Il convient de relever que les médecins peuvent prendre eux-mêmes les décisions urgentes. Bien entendu, ils sont toujours tenus de respecter la volonté présumée de la personne concernée.
Le rôle de l’autorité de protection de l’adulte et de l’enfant (APEA)
L’objectif principal de l’APEA est d’assurer la protection des personnes ayant besoin d’aide. Les personnes incapables de discernement sont considérées comme des personnes ayant besoin d’aide et sont donc couvertes par cette mission de protection. C’est pourquoi l’APEA intervient également dans les questions de représentation. L’APEA constate l’incapacité de discernement d’une personne et examine ensuite d’office s’il existe un mandat pour cause d’inaptitude et, le cas échéant, s’il a été valablement établi. Cela est nécessaire pour que le mandat pour cause d’inaptitude entre en vigueur. L’autorité prend ensuite contact avec la personne désignée dans le mandat pour cause d’inaptitude et s’enquiert de savoir si elle accepte le mandat. L’APEA doit en outre être informée par écrit lorsqu’une personne qui représente une autre personne dans le cadre d’un mandat pour cause d’inaptitude souhaite renoncer à cette représentation. En outre, en dépit de l’existence d’un mandat pour cause d’inaptitude, l’APEA ordonne des mesures (notamment des curatelles) lorsque les intérêts de la personne incapable de discernement sont menacés ou ne sont plus préservés.
Si aucun mandat pour cause d’inaptitude applicable n’a été rédigé, s’il n’y a pas de conjoint(e) ou si celui/celle-ci refuse la représentation, l’APEA instaure une curatelle de représentation. Celle-ci peut prendre différentes formes : elle peut par exemple ne concerner que certains actes ou être globale (le curateur s’occupe de toutes les affaires).

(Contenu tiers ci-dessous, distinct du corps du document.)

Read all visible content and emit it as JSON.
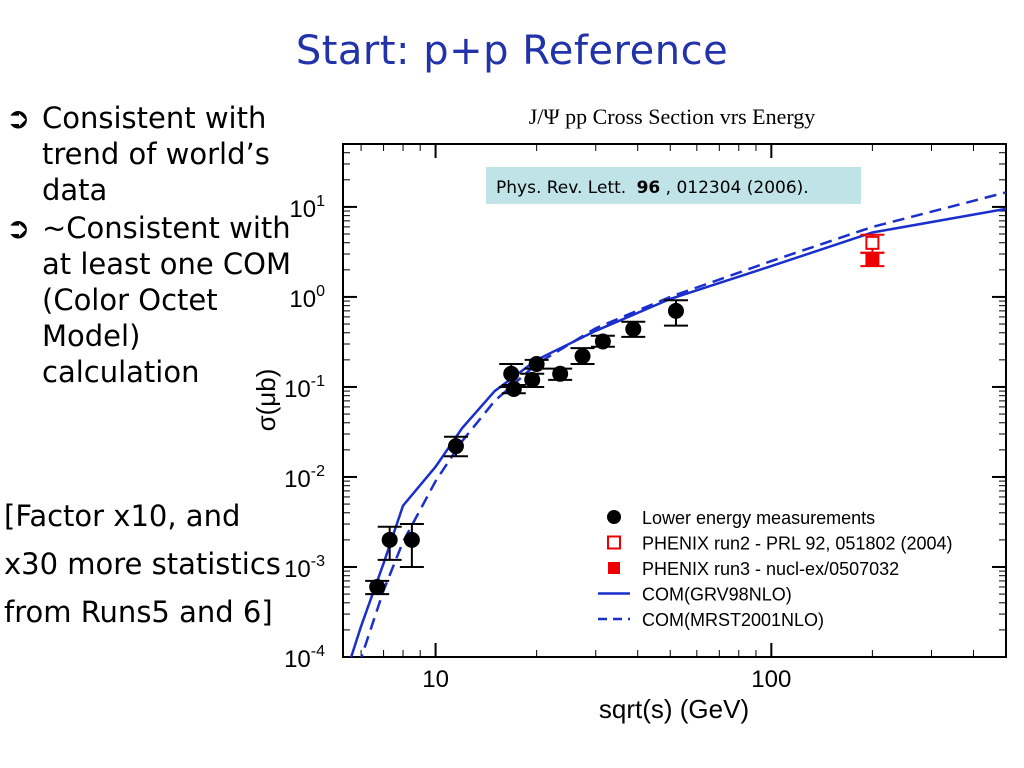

L’intervention de l’APEA peut également être nécessaire en ce qui concerne les questions médicales. Tel est le cas lorsqu’aucune personne selon l’ordre prévu par la loi n’est disponible ou lorsque plusieurs personnes seraient habilitées à prendre des décisions, mais qu’elles ne parviennent pas se mettre d’accord.
Exemple
Monsieur Y n’a pas rédigé de mandat pour cause d’inaptitude, il n’a pas d’épouse et ne vit pas avec une autre personne. Ainsi, ses descendants seraient habilités à prendre des décisions en ce qui concerne les mesures médicales. Si les descendants ne sont pas d’accord entre eux, l’APEA doit instituer une curatelle de représentation.